Science shows why your members shouldn't give up on the pushup

Half your class struggling with pushups on their toes? New research spells out exactly why they shouldn’t give up.

For many of our participants, pushups conjure up a sense of dread – no surprise, given they have long been associated with intimidating fitness drills or physical punishment for wrongdoing. However, despite their cringe-worthy past, pushups have secured their place as an exercise staple, and are now adored by fitness gurus across the globe.

But the easier to manage pushups-on-your-knees variation doesn’t always get the same adoration. In fact, these modified pushups can cop a fair bit of flack, with some labelling them as an ineffective variant that won’t get you stronger.

Now, a new study published in the Journal of Biomechanics clears up the conflict, showing that both the toe and knee variations of the pushup are worthwhile. The findings are very encouraging, explains Jinger Gottschall, Associate Professor at Penn State University and lead researcher of the study. “We were able to demonstrate that the overall ratio of muscle activation in the upper body when you do a pushup on your knees or toes is actually the same. It shows that knee pushups are a surprisingly valuable alternative if you cannot perform a pushup on your toes with proper technique.”

What makes pushups so great?

Pushups are much more than just an upper body exercise. They work the pecs, deltoids and triceps while strengthening the muscles of the core. On top of improved upper body definition pushups build muscular endurance and create lean muscle mass that improves overall fitness and good health.

When compared to the bench press, another popular chest exercise, pushups provide more effective functional training. The Penn State University study participants generated 50 percent more activation in the abdominals during pushups compared to bench press repetitions with parallel weight.

The best pushup technique

There’s no dispute that the most effective pushups are those done on the toes, as they engage a greater amount of activation in the muscles of the upper body and core – demanding whole body integration. However, pushups on the toes can be pretty challenging, and many people, especially older adults or individuals new to exercise, cannot safely complete multiple pushups on their toes. All too often the hips and neck are not aligned properly and consequently the risk of injury outweighs the rewards. “When people are struggling to lower themselves towards the ground in a toe pushup position, they shouldn’t give up or feel discouraged, says Gottschall. “We can now be confident that pushups on your knees are an effective modification.”

How to progress from knee pushups to toe pushups

The good news is that if participants do enough pushups on their knees they’ll be up on their toes in no time. Gottschall explains that, as the muscle activation in knee and toe pushups is the same, if you consistently perform enough pushups on your knees to reach a point of fatigue you will soon become strong enough to do pushups on your toes.

Bryce Hastings, Les Mills’ Head of Research, agrees with Gottschall’s advice that once people are confident doing 16 pushups on their knees, then they are ready to try pushups on their toes.
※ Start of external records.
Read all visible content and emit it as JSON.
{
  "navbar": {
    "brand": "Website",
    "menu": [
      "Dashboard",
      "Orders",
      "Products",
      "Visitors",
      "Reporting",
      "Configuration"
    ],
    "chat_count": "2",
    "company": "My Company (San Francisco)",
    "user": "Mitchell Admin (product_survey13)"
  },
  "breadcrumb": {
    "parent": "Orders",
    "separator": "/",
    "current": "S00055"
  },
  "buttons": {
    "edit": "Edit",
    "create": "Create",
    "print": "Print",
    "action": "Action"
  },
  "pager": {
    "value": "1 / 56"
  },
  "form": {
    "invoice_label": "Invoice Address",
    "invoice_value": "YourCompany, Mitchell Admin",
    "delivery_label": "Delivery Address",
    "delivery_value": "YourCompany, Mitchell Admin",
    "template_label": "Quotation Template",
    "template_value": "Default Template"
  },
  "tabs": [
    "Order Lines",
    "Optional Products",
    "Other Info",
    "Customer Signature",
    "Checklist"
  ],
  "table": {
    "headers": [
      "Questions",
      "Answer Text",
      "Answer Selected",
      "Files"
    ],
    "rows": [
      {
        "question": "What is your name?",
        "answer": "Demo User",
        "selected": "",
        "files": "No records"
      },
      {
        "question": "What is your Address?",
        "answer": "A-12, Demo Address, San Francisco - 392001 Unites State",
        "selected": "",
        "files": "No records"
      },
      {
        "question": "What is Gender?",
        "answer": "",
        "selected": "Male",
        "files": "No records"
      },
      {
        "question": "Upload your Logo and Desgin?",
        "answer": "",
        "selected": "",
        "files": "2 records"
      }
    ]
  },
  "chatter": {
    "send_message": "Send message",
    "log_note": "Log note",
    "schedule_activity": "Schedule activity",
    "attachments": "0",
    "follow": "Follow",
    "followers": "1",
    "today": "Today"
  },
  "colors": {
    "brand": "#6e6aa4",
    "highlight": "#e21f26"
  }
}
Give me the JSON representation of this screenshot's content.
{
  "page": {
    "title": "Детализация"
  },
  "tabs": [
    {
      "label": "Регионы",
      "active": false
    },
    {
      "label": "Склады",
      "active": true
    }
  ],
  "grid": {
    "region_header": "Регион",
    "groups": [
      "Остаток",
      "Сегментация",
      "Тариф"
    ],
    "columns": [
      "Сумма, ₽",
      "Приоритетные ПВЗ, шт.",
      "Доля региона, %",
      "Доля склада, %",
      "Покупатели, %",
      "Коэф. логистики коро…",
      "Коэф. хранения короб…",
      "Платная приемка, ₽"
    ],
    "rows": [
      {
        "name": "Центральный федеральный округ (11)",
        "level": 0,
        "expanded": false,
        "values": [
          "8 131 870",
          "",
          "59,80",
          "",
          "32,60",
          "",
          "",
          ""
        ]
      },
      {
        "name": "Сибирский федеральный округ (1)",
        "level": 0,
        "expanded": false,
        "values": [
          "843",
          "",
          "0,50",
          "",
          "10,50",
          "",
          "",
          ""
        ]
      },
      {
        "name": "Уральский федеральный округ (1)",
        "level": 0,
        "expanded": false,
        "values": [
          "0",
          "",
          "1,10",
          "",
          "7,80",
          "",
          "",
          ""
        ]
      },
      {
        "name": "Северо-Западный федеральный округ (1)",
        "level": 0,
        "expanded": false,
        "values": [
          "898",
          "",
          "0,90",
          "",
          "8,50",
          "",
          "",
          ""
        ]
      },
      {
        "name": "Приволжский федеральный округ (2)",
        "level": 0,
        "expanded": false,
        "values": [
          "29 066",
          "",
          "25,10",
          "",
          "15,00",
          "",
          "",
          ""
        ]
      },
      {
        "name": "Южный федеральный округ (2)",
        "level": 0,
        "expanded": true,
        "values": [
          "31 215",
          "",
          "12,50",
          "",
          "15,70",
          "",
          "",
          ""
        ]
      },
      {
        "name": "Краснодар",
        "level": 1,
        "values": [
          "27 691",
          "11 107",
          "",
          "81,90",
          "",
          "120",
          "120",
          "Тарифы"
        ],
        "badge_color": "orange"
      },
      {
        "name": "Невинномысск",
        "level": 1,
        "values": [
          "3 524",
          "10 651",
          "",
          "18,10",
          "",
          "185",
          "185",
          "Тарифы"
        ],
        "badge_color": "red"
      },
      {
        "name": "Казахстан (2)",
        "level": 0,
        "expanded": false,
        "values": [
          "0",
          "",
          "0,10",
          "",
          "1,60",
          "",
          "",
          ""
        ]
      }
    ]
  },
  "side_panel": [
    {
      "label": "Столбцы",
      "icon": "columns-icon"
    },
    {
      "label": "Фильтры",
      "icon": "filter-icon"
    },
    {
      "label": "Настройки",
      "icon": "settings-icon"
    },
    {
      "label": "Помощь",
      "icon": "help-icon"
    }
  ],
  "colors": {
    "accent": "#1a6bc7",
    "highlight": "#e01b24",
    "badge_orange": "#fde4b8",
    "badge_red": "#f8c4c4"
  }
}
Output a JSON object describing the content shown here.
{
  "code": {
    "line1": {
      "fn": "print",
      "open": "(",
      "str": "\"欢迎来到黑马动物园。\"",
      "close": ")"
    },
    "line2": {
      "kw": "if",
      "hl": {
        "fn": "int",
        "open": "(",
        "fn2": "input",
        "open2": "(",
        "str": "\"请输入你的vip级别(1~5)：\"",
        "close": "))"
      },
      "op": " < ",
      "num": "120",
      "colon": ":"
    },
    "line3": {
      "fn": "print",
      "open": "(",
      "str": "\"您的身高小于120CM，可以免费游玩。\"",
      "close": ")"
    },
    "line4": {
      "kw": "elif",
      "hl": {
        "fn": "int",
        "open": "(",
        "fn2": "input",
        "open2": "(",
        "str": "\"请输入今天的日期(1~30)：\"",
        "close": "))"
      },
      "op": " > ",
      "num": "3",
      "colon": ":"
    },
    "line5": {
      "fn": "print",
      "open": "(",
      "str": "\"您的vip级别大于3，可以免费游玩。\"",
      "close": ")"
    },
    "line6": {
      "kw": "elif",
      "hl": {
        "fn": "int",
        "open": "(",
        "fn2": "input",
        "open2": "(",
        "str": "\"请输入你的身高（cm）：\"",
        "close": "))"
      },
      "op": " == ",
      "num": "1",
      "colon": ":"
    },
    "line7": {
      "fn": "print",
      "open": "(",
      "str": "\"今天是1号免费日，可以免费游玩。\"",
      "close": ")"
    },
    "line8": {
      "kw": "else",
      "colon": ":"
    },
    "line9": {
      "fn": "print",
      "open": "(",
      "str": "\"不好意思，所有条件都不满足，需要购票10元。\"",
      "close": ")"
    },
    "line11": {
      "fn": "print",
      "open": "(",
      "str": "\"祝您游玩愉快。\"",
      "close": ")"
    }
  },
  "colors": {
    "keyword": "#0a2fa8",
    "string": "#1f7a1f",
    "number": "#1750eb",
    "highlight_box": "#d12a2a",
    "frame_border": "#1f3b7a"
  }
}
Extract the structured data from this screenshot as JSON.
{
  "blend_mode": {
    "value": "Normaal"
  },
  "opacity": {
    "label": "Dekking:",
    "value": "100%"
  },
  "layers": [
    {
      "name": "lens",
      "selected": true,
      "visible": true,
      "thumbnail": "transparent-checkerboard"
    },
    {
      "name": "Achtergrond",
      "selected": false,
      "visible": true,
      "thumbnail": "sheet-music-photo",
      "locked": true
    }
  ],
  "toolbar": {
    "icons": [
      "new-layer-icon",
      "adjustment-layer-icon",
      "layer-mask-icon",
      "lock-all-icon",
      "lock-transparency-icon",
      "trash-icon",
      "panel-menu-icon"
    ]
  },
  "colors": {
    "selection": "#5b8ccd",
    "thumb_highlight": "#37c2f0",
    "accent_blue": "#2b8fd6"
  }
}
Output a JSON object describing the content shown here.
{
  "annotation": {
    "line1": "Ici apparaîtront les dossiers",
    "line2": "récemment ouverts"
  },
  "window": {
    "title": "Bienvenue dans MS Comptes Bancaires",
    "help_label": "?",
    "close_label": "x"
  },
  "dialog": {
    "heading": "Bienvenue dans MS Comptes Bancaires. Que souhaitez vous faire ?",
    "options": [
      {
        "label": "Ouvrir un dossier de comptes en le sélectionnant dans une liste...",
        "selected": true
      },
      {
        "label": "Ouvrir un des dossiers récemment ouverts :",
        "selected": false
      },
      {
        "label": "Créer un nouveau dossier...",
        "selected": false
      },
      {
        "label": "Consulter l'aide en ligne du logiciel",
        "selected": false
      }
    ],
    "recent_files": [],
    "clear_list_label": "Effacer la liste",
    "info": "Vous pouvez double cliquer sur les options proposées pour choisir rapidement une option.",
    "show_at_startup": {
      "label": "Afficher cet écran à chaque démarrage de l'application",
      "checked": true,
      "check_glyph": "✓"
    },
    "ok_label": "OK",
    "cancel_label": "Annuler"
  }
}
“If you feel confident doing 16 knee pushups, you can just start to try some on your toes and see how you feel. If you need to, you can revert back to the other style until you gradually build up your strength over time to be able to do more on your toes than your knees,” he says.

So what does that mean for our coaching?

Remember to always offer the option for participants to take the knees down, or bring the knees under hips – especially for those new people in class. If you have a long set of pushups, encourage people to try at least one on their toes, and then drop back to their knees if they need. Keep your language positive so people feel good about their efforts! Rather than saying, “If you can’t do pushups on their toes…” try saying, “to build strength, try bringing the knees down to the floor” or “a great way to get strong is to start on the toes and then drop to the knees to make it through the set”.